The National Research Council recommends drinking about a quart (4 cups) of water for every 1,000 calories expended, which is approximately twelve cups for a man and nine for a woman. More is needed if you exercise or spend a lot of time outside. This is in addition to the water found in certain foods, such as vegetables and fruits.

The bottom line? Drinking plenty of water is essential to one’s overall health, well-being, and workplace productivity. Without convenient delivery services to your office, your employees and customers may not be properly hydrating or refueling their bodies for maximum energy and vitality.

Ways to get more water

Vincent Emery of RESO Corporation, in “The Impact of Dehydration on Job Performance,” offers several tips for getting more water throughout the day:

  • Drink one 8 oz. glass of water every hour while at work. 
  • When you're craving food, drink a glass of water. That craving may be the result of dehydration, and the water will help you feel full.
  • Drink through a straw. You will tend to take larger sips.
  • If you are having some fruit juice, cut it one-for-one with water.
  • After each trip to the restroom, drink a glass of water to replenish your system.
  • If you drink diet soda during the day, drink two glasses of water between each 12 ounces of soda.
  • At each meal, drink at least two glasses of water.
  • With each snack, drink a glass of water.

 

“Staying properly hydrated will help keep your body feeling great and performing at its best,” says Emery. “Proper hydration increases energy levels, makes you more alert, and can even help reduce stress.”

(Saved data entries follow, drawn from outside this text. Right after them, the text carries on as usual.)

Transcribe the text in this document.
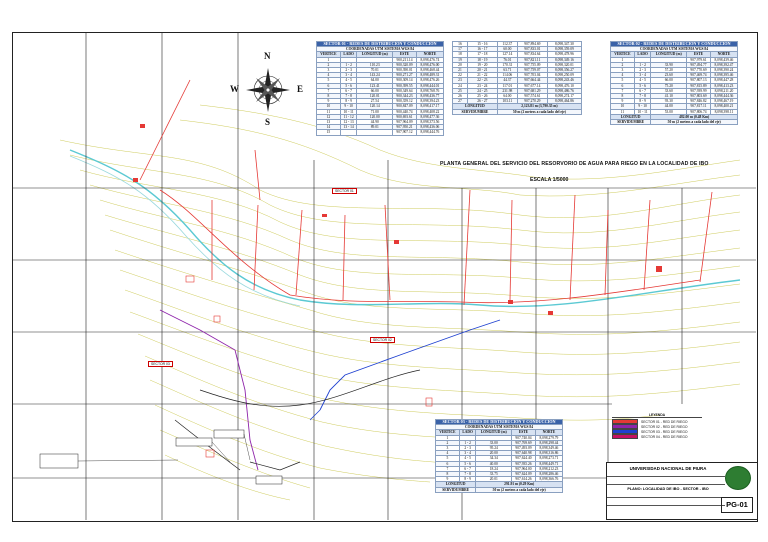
N
S
E
W
SECTOR 01
SECTOR 02
SECTOR 03
PLANTA GENERAL DEL SERVICIO DEL RESORVORIO DE AGUA PARA RIEGO EN LA LOCALIDAD DE IBO
ESCALA 1/5000
SECTOR 01 - REDES DE DISTRIBUCION Y CONDUCCION				
COORDENADAS UTM SISTEMA WGS 84				
VERTICE	LADO	LONGITUD (m)	ESTE	NORTE
1			900,211.14	8,098,476.74
2	1 - 2	110.23	900,320.09	8,098,476.00
3	2 - 3	70.01	900,390.01	8,098,468.44
4	3 - 4	143.24	900,271.27	8,098,489.31
5	4 - 5	64.00	900,309.14	8,098,476.26
6	5 - 6	123.41	900,399.55	8,098,444.01
7	6 - 7	66.00	900,349.64	8,098,768.76
8	7 - 8	120.01	900,344.23	8,098,436.77
9	8 - 9	27.54	900,359.12	8,098,394.23
10	9 - 10	120.14	900,847.09	8,098,417.17
11	10 - 11	71.00	900,440.74	8,098,408.22
12	11 - 12	120.00	900,693.61	8,098,477.36
13	12 - 13	44.90	907,964.09	8,098,373.56
14	13 - 14	89.01	907,950.21	8,098,436.06
15			907,907.12	8,098,444.76
16	15 - 16	112.37	907,894.69	8,098,347.30
17	16 - 17	60.00	907,833.01	8,098,359.09
18	17 - 18	127.14	907,834.64	8,098,478.96
19	18 - 19	76.01	907,821.11	8,098,349.16
20	19 - 20	170.31	907,755.09	8,098,320.01
21	20 - 21	63.71	907,759.07	8,098,356.27
22	21 - 22	114.06	907,703.04	8,098,250.09
23	22 - 23	44.37	907,664.44	8,098,243.46
24	23 - 24	117.01	907,677.14	8,098,476.10
25	24 - 25	231.98	907,681.29	8,098,486.76
26	25 - 26	64.00	907,574.61	8,098,274.17
27	26 - 27	103.11	907,270.29	8,098,464.86
LONGITUD		2,123.81 m (3,790.35 m)		
SERVIDUMBRE		50 m (2 metros a cada lado del eje)		
SECTOR 02 - REDES DE DISTRIBUCION Y CONDUCCION				
COORDENADAS UTM SISTEMA WGS 84				
VERTICE	LADO	LONGITUD (m)	ESTE	NORTE
1			907,979.61	8,098,439.46
2	1 - 2	33.90	907,494.77	8,098,392.47
3	2 - 3	57.20	907,770.69	8,098,390.24
4	3 - 4	23.60	907,469.74	8,098,395.46
5	4 - 5	66.00	907,807.13	8,098,447.28
6	5 - 6	75.20	907,815.89	8,098,413.23
7	6 - 7	33.60	907,939.99	8,098,211.20
8	7 - 8	41.10	907,803.69	8,098,444.36
9	8 - 9	93.30	907,846.82	8,098,467.19
10	9 - 10	44.00	907,817.11	8,098,400.21
11	10 - 11	53.00	907,806.74	8,098,398.11
LONGITUD		482.00 m (0.48 Km)		
SERVIDUMBRE		50 m (2 metros a cada lado del eje)		
SECTOR 03 - REDES DE DISTRIBUCION Y CONDUCCION				
COORDENADAS UTM SISTEMA WGS 84				
VERTICE	LADO	LONGITUD (m)	ESTE	NORTE
1			907,740.04	8,098,279.79
2	1 - 2	33.00	907,769.69	8,098,298.44
3	2 - 3	95.24	907,493.09	8,098,349.46
4	3 - 4	20.00	907,640.98	8,098,316.86
5	4 - 5	34.34	907,624.40	8,098,273.71
6	5 - 6	40.00	907,935.26	8,098,449.71
7	6 - 7	18.24	907,964.00	8,098,212.23
8	7 - 8	33.75	907,624.09	8,098,286.46
9	8 - 9	20.01	907,614.26	8,098,366.76
LONGITUD		291.91 m (0.29 Km)		
SERVIDUMBRE		50 m (2 metros a cada lado del eje)		
LEYENDA
SECTOR 01 - RED DE RIEGO
SECTOR 02 - RED DE RIEGO
SECTOR 03 - RED DE RIEGO
SECTOR 04 - RED DE RIEGO
UNIVERSIDAD NACIONAL DE PIURA
PLANO: LOCALIDAD DE IBO - SECTOR - IBO
PG-01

Make hydration a safety priority

Because dehydration can play a large role in workplace accidents, it’s important to educate employees and encourage them to be proactive about their hydration before, during and after work hours. 

Just as human resources (HR) and safety managers regularly conduct “tool talks” on how workers can safely operate machinery and equipment, it’s important to offer similar safety talks on proper hydration to promote employee health and safety.  Environment, health and safety (EHS) solutions, such as  SafetyTek, can help managers: 

  • Schedule such talks to align with environmental conditions where there’s greater risk of dehydration.
  • Deliver the talks to employees, from sending invites to managing content.
  • Track which workers have participated in the training.  

 

In higher risk environments where employees work remotely—for example, utilities and construction—HR and safety managers may want to also have workers self-report signs of dehydration via a simple survey sent to their mobile phones. If certain boxes are checked, these employees could get a reminder to take a water break. 

Collaborating with employees on maintaining healthy hydration is one more way that companies can both protect workers and improve performance.